This project by Thomas Schickedanz appeared in our latest issue of World Sweet World: Issue #9. Photos by Kate McPherson.
I have often thought about the aesthetic of reused and recycled rather than store-bought materials. What I’ve noticed is that things made from old stuff always seems to come out on top when it comes to character and uniqueness. This little chest of drawers is a case in point.
The starting point for this project was a few wooden tea boxes we found under our house, and while they’re great boxes, they are a bit too high for a bedside table, not sturdy enough for a TV stand, and too chunky for desk legs. In all their prettiness, we always felt that they had to serve a higher purpose. We started thinking laterally about the box. Often you have an idea or a concept to begin with, but it this case it was the material that was the starting point for the creative process. Lying on its side with the box’s top opening pointing forward, the idea for a chest of drawers evolved.
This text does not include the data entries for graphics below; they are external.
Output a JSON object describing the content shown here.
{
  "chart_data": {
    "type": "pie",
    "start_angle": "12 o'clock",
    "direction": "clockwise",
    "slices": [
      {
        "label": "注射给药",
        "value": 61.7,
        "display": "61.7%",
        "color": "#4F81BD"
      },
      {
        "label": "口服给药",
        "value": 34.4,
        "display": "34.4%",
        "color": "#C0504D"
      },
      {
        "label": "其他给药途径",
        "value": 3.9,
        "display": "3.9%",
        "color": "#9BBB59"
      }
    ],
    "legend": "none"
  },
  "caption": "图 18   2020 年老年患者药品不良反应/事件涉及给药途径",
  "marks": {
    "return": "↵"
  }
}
Because of the project depending so much on the material you can get hold of, this is not a strict step-by-step project to copy, but rather ideas and tips for the design process behind a project similar to this.
The ‘box’: This is where you have absolute creative freedom – a variety of wooden boxes work; if you don’t have awesome tea boxes like us, you could use old gutted chests, wooden packaging or crates, or even sturdy suitcases (wow, that’ll be my next project!).
Drawers: Being on the lookout for drawers that might fit (so I didn’t have to build new ones), I was lucky enough to find a cheap desk at the op shop with drawers which fell into my range of “could fit” dimensions.
Legs: We had four legs from an old bed-base lying around that we wanted to put to use, so the decision about composition was made for us. With these slender, long legs, I envisaged something like a love child of a Cheetah and “A Grand Day Out with Wallace and Gromit”’s slightly deranged vending machine “the Cooker”. Of course, you could use any type of legs you want, even pimp it out with swivel top casters, which would make assembly quite easy but can be quite pricy.
Interior material: I used scrap material from my workshop for the interior of the box, otherwise I would have used pieces from the second hand desk I bought for this project.
1. I measured the drawers and trimmed the opening in the box appropriately, so the drawers would sit snugly without gaps.
2. The construction I built inside the box had to be sturdy and smooth enough for the drawers to sit and run on easily.
Basically, you need two rails running front to back for each drawer, and two sturdy crossbars per drawer that the rails sit on FIG 1. To figure out how to construct this, you need to have a closer look at your drawers (yes, indeed). Usually, drawers’ bases
are set slightly up from the bottom, so that the drawer actually runs on its sides, not the bottom. In this case though, I figured
the easiest thing to do was to have the drawer’s base run on two rails, sitting just inside the sides FIG 2a.
Make sure that the rails are a bit taller than the distance between the drawer’s base and the bottom of its sides,
otherwise the drawer will catch on the crossbars when closing.
If the bottom of your drawers are not sturdy or straight enough, your drawers’ sides have to run on the rails. If this is
the case, attach a strip to the rails on either side of the drawer to keep it in place as it slides along FIG 2b.
3. The rail method you choose will inform the height the crossbars are attached at. If you have the drawers sitting on
top of the rails, you need to lower the crossbars appropriately, by the height of the rails.
4. To attach the crossbars, hold them in place on the inside and at the same time drill from the outside through the box’s wall
into the end grain of the crossbars, then screw in place FIG 3.
5. Attach the rails onto the crossbars. Make sure they fit the drawers’ widths, and stop the drawers from sliding in too far. TIP: All elements need to come together correctly to have the drawers sit perfectly in the opening and to prevent the drawers from jarring, so make little sketches first, then measure and then sketch some more – it’s all part of the fun design process.
6. The legs I used have a thread at the top FIG 4, which I figured would be quite sturdy to attach them with. As counterparts for the threads, I attached two lengths of wood to the inside bottom of the box – one counterpart to hold the front legs and the other for the back ones. With a hole saw, I cut two holes from the outside through the box bottom into the lengths of wood tomatch the intended position of the legs. By cutting the holes slightly smaller in diameter than the thread, I then just had to twist the legs through the bottom of the box into the holes. They cut a slight thread into the counterparts and by doing so automatically tightened up nicely. No further screws or glue needed FIG 5!
7. The tea box has nice print on it – “It pays to buy good tea”, so I didn’t give it another finish. The drawers were white, so that worked as a nice contrast to the overall wood look. A bit of candlewax on the rails and drawer bottoms makes a hell of a difference in making the drawers run smoothly. “Alive! It’s alive!”